Daher empfiehlt der Publikumsrat:
- Die neuen Chancen durch den Einsatz der künstlichen Intelligenz sollen zum verstärkten Ausbau barrierefreier Angebote (Untertitelung, einfache Sprache, Übersetzungen) genützt werden. - Journalistinnen und Journalisten mit einer Behinderung sollen verstärkt in den ORF- Redaktionen arbeiten und gestalten können.
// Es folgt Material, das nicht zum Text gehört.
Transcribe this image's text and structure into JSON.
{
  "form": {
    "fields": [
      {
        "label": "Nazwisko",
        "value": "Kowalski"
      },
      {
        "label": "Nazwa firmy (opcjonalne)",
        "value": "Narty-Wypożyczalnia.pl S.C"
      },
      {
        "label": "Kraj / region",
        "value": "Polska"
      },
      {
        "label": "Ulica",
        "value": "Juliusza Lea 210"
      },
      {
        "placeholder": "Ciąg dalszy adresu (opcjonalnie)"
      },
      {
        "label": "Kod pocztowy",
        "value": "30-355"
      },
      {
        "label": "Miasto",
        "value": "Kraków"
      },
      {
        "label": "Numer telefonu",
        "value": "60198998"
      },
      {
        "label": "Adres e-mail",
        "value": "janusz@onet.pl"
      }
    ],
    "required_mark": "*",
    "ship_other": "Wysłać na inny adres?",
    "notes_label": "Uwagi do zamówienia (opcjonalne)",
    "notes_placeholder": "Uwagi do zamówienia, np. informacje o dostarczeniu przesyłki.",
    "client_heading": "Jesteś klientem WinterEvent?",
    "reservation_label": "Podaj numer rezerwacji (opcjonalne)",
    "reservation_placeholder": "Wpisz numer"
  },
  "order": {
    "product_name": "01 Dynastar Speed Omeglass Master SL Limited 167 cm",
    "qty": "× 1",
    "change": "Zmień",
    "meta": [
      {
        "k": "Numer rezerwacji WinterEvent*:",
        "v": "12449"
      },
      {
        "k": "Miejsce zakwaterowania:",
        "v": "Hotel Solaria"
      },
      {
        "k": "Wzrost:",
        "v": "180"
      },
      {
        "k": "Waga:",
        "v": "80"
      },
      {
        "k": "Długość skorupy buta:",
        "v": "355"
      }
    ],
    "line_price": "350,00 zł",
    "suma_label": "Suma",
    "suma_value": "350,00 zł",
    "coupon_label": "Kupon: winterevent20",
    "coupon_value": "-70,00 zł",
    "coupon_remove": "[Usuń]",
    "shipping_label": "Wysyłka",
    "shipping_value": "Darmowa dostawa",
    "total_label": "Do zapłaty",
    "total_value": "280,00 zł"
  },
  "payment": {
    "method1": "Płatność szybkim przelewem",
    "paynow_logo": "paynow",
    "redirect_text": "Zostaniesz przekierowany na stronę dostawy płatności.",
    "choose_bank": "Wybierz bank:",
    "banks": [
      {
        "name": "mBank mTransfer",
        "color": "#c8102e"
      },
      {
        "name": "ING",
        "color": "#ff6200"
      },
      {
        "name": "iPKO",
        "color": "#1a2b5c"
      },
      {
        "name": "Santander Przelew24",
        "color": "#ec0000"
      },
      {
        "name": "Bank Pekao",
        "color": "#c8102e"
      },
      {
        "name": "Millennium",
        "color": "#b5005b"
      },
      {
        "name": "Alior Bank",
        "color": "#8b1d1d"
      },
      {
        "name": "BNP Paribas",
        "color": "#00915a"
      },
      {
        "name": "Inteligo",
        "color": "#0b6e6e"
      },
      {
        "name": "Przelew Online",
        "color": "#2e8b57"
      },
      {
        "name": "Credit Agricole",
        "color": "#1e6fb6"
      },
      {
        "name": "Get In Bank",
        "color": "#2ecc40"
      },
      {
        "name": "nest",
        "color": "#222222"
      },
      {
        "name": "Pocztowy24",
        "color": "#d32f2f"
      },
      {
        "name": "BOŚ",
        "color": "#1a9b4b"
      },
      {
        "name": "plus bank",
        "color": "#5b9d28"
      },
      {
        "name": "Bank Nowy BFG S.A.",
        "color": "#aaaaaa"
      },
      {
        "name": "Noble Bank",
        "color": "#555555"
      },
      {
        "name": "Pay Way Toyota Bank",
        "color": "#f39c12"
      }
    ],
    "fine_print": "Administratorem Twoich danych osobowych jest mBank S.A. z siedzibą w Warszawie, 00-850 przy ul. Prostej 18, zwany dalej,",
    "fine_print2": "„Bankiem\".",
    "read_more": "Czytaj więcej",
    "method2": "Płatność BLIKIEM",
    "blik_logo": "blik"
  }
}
Erfahrungen anderer Sender zeigen, dass sich der auf den spezifischen Lebenserfahrungen basierende Blick auf die Welt wesentlich auf die Gestaltung auswirkt und neue Medienbilder erzeugt. Außerdem verändert sich die Einstellung der nicht behinderten Kolleginnen und Kollegen zum Thema Behinderung in inklusiv geführten Redaktionen. Daher wird empfohlen, für die kommenden Jahren eine Strategie zur verstärkten Beschäftigung von Menschen mit Behinderungen zu entwickeln.
Bei einer Änderung des ORF-Gesetzes sollte eine Umformulierung des
 Programmauftrages überlegt werden, die derzeitige Formulierung ist
 deswegen etwas unglücklich, weil Inklusion als Unterpunkt zum
 humanitären Engagement verankert ist.